Had they wished then to amend the SLFP constitution to prevent Sirisena from taking the mantle in both parties, they could have easily done so and were also in a position to sabotage President Sirisena’s plan to form a new government, by making Ranil Wickremesinghe’s premiership invalid, using their majority power in Parliament.
However, after such initial withdrawals, the small parties attached to the UPFA then turned the tide with their “Bring back Mahinda campaign,” infusing hopes among Rajapaksa loyalists who had been severely hurt by the presidential election defeat.These miniature parties which had apparently no vote base in any district to win even one seat in Parliament wanted a main party or a fraction of it to coalesce, in their own interests. At the same time, Rajapaksa who had been haunted by the investigations against his family members under the new regime also wanted a force backing him and thus the tryst of desires of two groups occurred.

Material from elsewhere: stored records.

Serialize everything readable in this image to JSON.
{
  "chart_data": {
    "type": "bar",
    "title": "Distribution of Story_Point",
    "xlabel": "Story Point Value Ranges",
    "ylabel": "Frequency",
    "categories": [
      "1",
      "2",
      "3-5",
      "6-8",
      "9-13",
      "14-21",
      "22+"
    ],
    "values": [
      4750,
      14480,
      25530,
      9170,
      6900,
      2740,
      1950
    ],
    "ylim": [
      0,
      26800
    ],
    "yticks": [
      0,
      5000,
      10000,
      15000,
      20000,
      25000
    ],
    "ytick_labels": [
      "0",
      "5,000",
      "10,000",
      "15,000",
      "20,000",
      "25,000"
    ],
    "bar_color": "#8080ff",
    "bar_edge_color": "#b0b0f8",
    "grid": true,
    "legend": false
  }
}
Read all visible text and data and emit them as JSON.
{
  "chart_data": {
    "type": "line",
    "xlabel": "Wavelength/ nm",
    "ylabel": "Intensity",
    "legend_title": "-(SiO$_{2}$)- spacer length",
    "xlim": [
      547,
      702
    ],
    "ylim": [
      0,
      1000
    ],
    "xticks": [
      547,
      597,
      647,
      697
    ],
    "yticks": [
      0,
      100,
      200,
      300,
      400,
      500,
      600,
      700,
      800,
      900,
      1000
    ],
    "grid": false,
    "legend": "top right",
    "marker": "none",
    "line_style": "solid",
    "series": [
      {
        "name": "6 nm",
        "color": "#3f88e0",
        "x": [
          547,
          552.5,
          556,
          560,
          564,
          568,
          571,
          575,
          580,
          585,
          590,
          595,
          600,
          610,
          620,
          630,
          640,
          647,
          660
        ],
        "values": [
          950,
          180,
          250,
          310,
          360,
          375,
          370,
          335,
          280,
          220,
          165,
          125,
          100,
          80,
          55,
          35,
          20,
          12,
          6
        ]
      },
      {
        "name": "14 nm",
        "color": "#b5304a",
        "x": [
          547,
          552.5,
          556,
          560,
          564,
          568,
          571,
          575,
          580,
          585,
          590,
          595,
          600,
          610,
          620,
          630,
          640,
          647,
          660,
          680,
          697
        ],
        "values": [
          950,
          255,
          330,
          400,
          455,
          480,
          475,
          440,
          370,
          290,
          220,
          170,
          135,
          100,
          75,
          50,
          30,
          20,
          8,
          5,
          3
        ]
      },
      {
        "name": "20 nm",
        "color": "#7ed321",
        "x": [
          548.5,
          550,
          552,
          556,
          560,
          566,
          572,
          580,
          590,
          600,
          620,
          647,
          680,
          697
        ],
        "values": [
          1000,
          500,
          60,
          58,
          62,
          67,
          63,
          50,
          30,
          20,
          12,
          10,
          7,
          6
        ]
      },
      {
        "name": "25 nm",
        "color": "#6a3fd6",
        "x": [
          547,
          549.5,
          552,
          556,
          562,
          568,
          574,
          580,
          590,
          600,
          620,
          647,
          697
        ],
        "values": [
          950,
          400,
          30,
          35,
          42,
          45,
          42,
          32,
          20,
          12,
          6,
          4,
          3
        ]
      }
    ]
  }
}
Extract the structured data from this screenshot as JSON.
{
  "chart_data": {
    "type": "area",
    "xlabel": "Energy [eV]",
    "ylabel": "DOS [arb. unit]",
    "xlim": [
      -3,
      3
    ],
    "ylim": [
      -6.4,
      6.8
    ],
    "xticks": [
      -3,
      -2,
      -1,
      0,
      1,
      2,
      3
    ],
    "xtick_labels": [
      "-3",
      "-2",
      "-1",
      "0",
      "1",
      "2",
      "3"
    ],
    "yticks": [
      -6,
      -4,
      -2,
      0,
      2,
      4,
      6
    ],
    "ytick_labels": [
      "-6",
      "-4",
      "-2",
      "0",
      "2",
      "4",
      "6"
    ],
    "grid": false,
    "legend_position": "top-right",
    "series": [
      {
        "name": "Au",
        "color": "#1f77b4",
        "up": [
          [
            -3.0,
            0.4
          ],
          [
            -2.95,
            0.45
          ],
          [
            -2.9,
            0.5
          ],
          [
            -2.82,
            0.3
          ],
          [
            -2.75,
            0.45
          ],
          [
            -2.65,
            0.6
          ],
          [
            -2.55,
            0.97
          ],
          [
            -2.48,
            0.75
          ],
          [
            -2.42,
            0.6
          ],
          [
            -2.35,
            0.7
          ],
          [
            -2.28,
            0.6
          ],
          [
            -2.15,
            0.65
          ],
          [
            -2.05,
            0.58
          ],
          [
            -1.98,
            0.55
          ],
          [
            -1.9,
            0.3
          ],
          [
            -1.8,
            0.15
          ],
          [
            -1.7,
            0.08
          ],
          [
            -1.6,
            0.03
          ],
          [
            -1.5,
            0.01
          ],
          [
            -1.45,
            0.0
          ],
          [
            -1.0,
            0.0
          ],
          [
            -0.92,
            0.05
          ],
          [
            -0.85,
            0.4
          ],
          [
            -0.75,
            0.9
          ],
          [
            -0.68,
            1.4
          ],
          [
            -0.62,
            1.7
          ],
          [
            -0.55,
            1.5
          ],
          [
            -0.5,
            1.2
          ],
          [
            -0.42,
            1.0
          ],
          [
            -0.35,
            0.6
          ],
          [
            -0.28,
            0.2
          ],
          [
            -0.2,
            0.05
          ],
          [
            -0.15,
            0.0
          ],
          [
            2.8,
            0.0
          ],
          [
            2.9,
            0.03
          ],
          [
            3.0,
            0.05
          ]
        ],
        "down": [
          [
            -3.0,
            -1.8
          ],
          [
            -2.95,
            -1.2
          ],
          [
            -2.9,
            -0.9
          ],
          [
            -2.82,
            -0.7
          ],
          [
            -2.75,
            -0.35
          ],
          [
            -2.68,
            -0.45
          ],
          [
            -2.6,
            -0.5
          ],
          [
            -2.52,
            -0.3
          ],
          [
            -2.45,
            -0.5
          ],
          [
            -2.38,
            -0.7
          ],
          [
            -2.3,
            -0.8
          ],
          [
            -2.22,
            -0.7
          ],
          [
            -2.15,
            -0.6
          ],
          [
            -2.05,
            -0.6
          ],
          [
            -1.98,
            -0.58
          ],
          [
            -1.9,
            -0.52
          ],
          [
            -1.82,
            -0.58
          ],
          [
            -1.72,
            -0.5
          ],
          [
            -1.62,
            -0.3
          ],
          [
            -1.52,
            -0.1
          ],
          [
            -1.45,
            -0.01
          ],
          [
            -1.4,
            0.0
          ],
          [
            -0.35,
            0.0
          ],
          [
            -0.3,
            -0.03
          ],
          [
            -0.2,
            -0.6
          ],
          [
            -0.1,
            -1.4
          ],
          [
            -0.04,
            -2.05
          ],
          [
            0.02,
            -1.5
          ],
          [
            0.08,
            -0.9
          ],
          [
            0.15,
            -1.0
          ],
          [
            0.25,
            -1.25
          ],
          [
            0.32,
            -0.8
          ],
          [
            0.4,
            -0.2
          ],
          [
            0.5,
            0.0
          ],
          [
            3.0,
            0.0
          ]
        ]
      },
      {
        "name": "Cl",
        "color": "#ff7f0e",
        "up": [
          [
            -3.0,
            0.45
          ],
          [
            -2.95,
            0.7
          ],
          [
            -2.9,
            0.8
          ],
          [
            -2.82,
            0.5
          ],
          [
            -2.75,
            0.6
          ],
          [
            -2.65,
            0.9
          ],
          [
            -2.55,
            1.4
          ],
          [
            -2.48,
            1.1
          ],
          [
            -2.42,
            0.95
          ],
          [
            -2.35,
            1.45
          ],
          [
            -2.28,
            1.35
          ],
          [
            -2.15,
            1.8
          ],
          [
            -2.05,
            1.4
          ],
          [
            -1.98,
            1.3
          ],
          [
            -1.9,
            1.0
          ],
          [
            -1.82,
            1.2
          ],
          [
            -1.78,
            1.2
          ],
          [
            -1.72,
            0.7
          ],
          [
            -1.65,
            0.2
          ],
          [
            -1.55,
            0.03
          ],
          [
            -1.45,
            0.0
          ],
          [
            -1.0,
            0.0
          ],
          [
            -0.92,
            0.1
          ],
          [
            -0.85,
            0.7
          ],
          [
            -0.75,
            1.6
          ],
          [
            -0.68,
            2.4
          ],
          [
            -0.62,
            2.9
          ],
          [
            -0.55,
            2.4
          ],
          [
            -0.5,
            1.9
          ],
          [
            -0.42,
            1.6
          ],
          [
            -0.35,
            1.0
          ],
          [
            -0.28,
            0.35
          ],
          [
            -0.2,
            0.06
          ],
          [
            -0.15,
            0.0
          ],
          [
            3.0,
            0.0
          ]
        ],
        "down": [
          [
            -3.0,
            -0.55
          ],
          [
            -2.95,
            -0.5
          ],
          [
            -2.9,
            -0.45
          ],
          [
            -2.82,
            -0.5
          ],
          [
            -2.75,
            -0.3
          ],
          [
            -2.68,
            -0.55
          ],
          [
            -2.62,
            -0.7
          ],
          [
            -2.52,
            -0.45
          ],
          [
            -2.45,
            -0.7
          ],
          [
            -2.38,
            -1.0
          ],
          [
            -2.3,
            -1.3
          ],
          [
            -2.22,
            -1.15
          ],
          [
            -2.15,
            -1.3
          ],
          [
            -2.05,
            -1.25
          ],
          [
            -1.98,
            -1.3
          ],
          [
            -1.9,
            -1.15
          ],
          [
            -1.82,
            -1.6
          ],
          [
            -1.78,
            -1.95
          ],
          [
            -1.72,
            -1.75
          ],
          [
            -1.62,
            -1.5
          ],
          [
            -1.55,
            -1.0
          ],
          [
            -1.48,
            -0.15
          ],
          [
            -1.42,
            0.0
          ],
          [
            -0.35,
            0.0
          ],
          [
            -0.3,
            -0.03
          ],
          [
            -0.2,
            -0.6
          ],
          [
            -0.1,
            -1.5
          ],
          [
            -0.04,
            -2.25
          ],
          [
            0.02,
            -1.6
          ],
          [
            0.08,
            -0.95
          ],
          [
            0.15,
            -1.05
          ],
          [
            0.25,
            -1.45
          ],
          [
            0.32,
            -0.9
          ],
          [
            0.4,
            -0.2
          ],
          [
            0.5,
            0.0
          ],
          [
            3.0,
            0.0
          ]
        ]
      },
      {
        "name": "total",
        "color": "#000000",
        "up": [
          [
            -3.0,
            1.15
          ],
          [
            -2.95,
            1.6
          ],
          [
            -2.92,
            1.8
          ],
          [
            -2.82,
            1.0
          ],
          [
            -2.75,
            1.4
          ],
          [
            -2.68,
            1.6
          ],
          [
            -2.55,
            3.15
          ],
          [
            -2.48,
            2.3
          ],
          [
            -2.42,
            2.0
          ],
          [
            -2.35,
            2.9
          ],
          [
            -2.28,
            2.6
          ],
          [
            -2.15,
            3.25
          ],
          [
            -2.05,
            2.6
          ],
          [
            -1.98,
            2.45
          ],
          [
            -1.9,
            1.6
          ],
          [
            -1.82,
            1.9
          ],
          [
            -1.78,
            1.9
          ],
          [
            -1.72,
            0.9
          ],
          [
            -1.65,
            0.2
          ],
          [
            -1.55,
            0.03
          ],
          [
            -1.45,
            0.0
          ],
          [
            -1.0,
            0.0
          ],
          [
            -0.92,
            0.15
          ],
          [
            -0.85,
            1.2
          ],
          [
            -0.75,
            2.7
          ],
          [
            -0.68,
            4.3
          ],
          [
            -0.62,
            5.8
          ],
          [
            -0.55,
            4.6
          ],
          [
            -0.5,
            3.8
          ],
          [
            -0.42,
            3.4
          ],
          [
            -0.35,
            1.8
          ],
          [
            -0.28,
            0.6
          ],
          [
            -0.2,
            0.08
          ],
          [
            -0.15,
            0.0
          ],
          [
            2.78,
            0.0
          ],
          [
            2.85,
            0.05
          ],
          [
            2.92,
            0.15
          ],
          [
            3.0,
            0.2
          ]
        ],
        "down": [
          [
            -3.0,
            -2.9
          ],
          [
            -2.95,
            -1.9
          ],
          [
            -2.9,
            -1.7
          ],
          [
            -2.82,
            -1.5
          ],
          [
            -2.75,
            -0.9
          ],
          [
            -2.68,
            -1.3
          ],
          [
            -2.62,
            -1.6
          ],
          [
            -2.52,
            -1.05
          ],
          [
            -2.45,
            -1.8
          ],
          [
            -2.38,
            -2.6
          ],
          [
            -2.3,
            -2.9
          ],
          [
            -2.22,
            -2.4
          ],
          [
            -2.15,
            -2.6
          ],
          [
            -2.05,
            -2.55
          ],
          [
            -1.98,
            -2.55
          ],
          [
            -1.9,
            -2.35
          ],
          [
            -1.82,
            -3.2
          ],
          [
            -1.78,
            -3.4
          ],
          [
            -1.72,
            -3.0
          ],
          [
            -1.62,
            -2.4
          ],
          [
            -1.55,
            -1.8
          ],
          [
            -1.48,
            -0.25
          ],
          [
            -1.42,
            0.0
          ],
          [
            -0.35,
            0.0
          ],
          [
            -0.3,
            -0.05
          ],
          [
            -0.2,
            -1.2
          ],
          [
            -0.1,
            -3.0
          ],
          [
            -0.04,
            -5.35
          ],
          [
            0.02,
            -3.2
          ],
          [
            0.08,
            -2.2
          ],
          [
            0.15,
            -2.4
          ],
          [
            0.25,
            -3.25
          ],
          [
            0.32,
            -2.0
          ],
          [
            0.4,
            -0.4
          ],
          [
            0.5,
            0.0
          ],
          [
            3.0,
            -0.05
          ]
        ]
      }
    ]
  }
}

The end results were that small parties secured parliamentary seats at the August 17 election at the expense of Rajapaksa loyalists, while a permanent group led by the former President has been formed within the SLFP against the leadership of the very party. Now that another round of elections is approaching the said small parties again are facing a dilemma as the opportunities for them to contest under the UPFA are becoming increasingly bleak. It is against this backdrop that the NFF leader Wimal Weerawansa and Pivithuru, HelaUrumaya (PHU) leader Udaya Gammanpila have announced that their parties would not contest the forthcoming local government elections under the UPFA; sour grapes.
Fortunately for them another disgruntled group within the SLFP as well as the UPFA is awaiting the same fate at the approaching elections.They seem to be waiting for a signal from Mahinda Rajapaksa to team up with the small parties.
However Rajapaksa has been saying that he was a real SLFPer, meaning he would not quit the party. From the very beginning of the Sirisena regime, Rajapaksa has been dodging difficult decisions. He did not participate in any of the “bring back Mahinda campaign” meetings, skipped the important debates in Parliament, and distanced himself from the demonstration against the questioning of his brother and former Defence Secretary Gotabaya Rajapaksa. The embarrassment caused by Rajapaksa’s lackadaisical stance to the small parties was clearly seen when MEP leader Dinesh Gunawardene told journalists last week that the former President would take the appropriate decision. It was in response to a question whether Rajapaksa would join the political front that was to be formed by the small parties.
In fact the battle lines have already been drawn within the UPFA and an open split seems to be imminent at the local government election. In the political numbers game this is a favourable situation to the United National Party (UNP). Also, while the people still seem to have faith in the government irrespective of its failures or the slow pace in its much touted anti-corruption drive, reconciliation and economic development, both the UPFA groups do not have sound and appealing slogans.
The Sirisena group in the SLFP would not be able to criticise the government which it is a party to and the Rajapaksa group seems to have been left only with arousing communal feelings. The latter would be given more ammunition if the local government elections are held after the UNHRC sessions in March and the Constitutional reforms.